Vado a cercare altre risorse in rete relative alla critica dell'intervento di Renzo Piano a Sesto San Giovanni (aree ex Falck) e mi imbatto in Marco Romano.
Anche in questo caso, come in Consonni, emerge la difficoltà di Piano nel disegnare un pezzo di città coerente con la tradizione occidentale. O, forse e meglio, coerente con i principi del disegno urbano. Laddove con principi intendo un modo coerente e funzionale di disegnare città in rapporto a chi ci abita.
"Il principio adottato è stato di salvaguardare due grandi aree verdi concentrando la maggior parte dell’edificazione lungo la strada preesistente, sotto forma di una serie di grattacieli disposti a piccoli gruppi nelle aree ancora libere. Questa strada è poi attraversata da una croce di edifici più bassi –quattro piani– su una seconda strada davanti alla fronte posteriore dell’esistente stazione ferroviaria, (...).

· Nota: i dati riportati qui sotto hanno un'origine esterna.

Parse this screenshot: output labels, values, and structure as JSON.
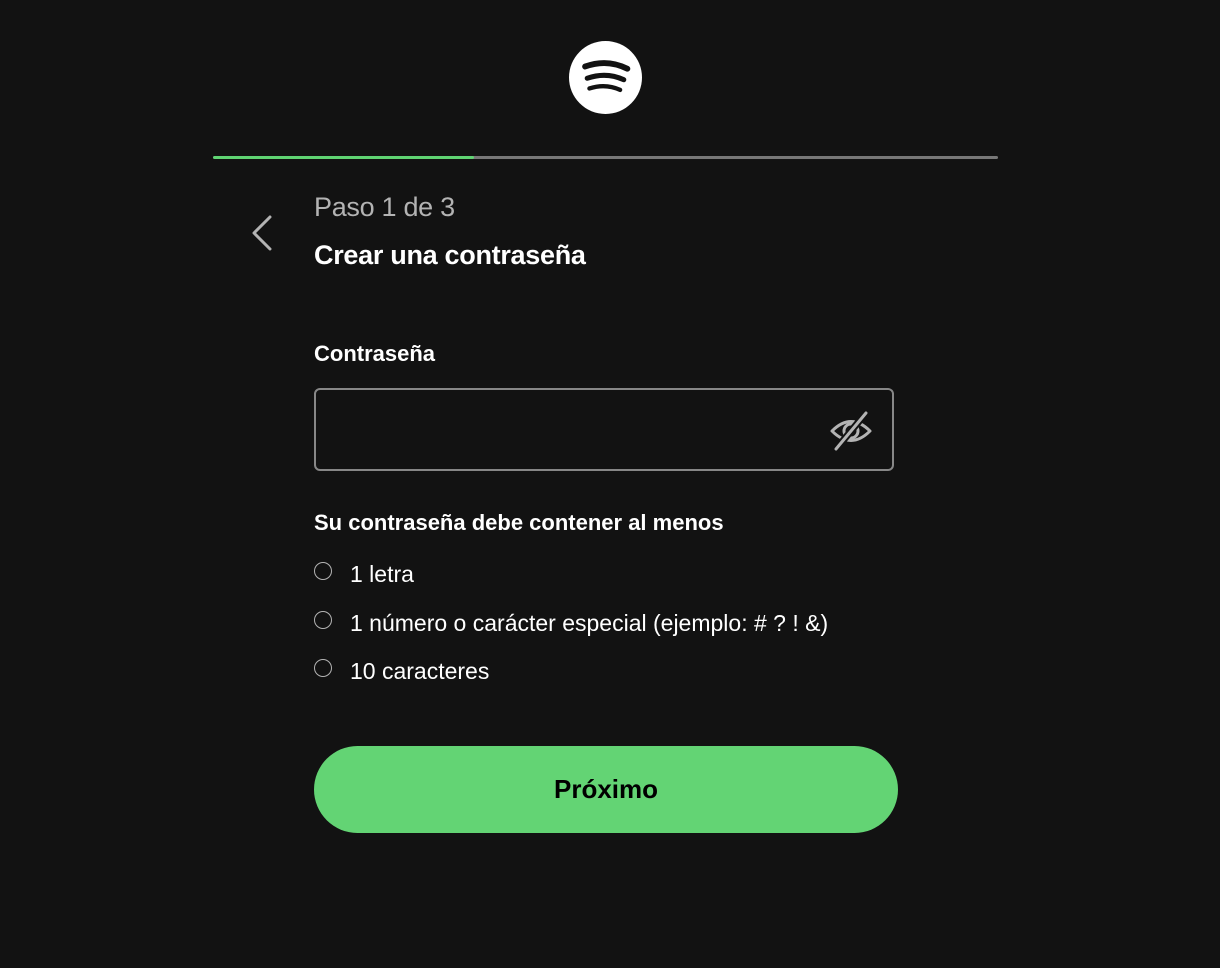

Questa soluzione è paradossale, perché questi due estese zone verdi non hanno nessun ruolo estetico, perché la dimensione di un giardino pubblico o di qualsiasi altro tema collettivo, in ogni città, è commisurata al suo rango e un grande prato non è un giardino pubblico e nemmeno, per le medesime ragioni, un parco: è e resta uno spazio residuo e non l’esito di una volontà estetica. Ma neppure saranno utili agli abitanti, per i quali è più confacente un giardino ai piedi delle abitazioni, dove eventualmente far giocare i bambini, che non un informe prato.
Il fatto è che questi grandi spazi liberi rispondono a un ecologismo da strapazzo (...) per il quale la misura del benessere è l’estensione dei prati."